Come spiega Osman Ahmed su New York Times, in un momento in cui i direttori creativi continuano a succedersi senza troppe cerimonie e i marchi devono offrire altro dal loro heritage a un consumatore sempre più difficile da fidelizzare, instaurare collaborazioni occasionali è una scommessa tutto sommato meno rischiosa rispetto a quella di imbarcarsi in una più ampia riscrittura della propria identità. A volte, come nel caso dell’universo complesso di Gucci, può essere uno dei tanti modi in cui quell’operazione di riscrittura avviene; per altre, si pensi a Moncler o a Tod’s, si tratta di un intelligente lavoro sui capi longseller che hanno fatto la fortuna del marchio, rinfrescati da visioni differenti. È un’evoluzione delle collezioni a edizione limitata sul modello H&M, continua Ahmed, e si potrebbe aggiungere che – messa definitivamente da parte la pretesa di democratizzare il lusso (a quello ci pensa il mercato unico) – oggi i co-branding puntano sempre più all’interdisciplinarietà e ridefiniscono il ruolo del designer di moda. Lo sa bene Virgil Abloh, a capo dell’uomo di Louis Vuitton e direttore creativo per eccellenza, che ha all’attivo collaborazioni con Ikea, il Museum of Contemporary Art di Chicago, Nike e Dr. Martens fra le altre cose e che a Studio ha detto: «Voglio disegnare un aereo, voglio disegnare un grattacielo. E voglio che queste cose siano considerate normali [per qualcuno che viene dalla moda, nda] e non “avant-garde”».

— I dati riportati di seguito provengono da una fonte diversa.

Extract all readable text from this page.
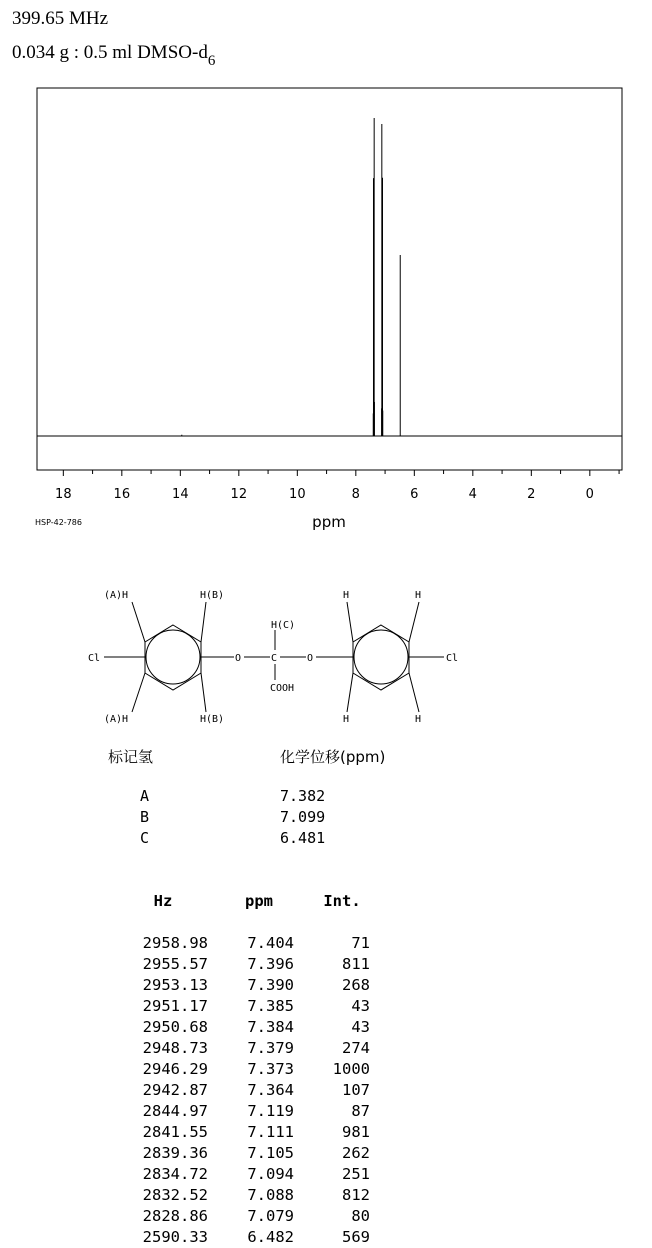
399.65 MHz
0.034 g : 0.5 ml DMSO-$d_6$
18	16	14	12	10	8	6	4	2	0
ppm
HSP-42-786
(A)H	H(B)
(A)H	H(B)
Cl	O	C
H(C)
COOH
O
H	H
H	H
Cl
标记氢	化学位移(ppm)
A	7.382
B	7.099
C	6.481
Hz	ppm	Int.
2958.98	7.404	71
2955.57	7.396	811
2953.13	7.390	268
2951.17	7.385	43
2950.68	7.384	43
2948.73	7.379	274
2946.29	7.373	1000
2942.87	7.364	107
2844.97	7.119	87
2841.55	7.111	981
2839.36	7.105	262
2834.72	7.094	251
2832.52	7.088	812
2828.86	7.079	80
2590.33	6.482	569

È il metodo meno rischioso per rinnovare, dicevamo, soprattutto perché il più delle volte è a tempo determinato (come tutto il lavoro contemporaneo). D’altra parte «con un solo direttore creativo parli a una sola generazione» ha spiegato efficacemente Remo Ruffini, presidente di Moncler, al Nyt, aggiungendo che «il lusso può diventare noioso in fretta, perciò devi creare dei contenuti ogni mese, ogni settimana. È quello che vuole il mio consumatore». Lo ha scritto anche Lou Stoppard recentemente su Financial Times, poi, che questa è l’era del contenuto. Tutto è contenuto, dalle didascalie degli e-commerce agli approfondimenti dei giornali, dalle stories degli influencer (macro, micro o nano che siano) su Instagram al racconto dell’ultima insospettabile collaborazione (Valentino e UNDERCOVER, ad esempio, binomio perfetto per la sfilata del marchio italiano a Tokyo). È comunicazione del marchio, insomma, e se fatta bene non dovremmo nemmeno percepirla come tale. Effetti del multitasking digitale, dicono ancora gli esperti al Ft, e cioè che ce lo siamo voluti da soli.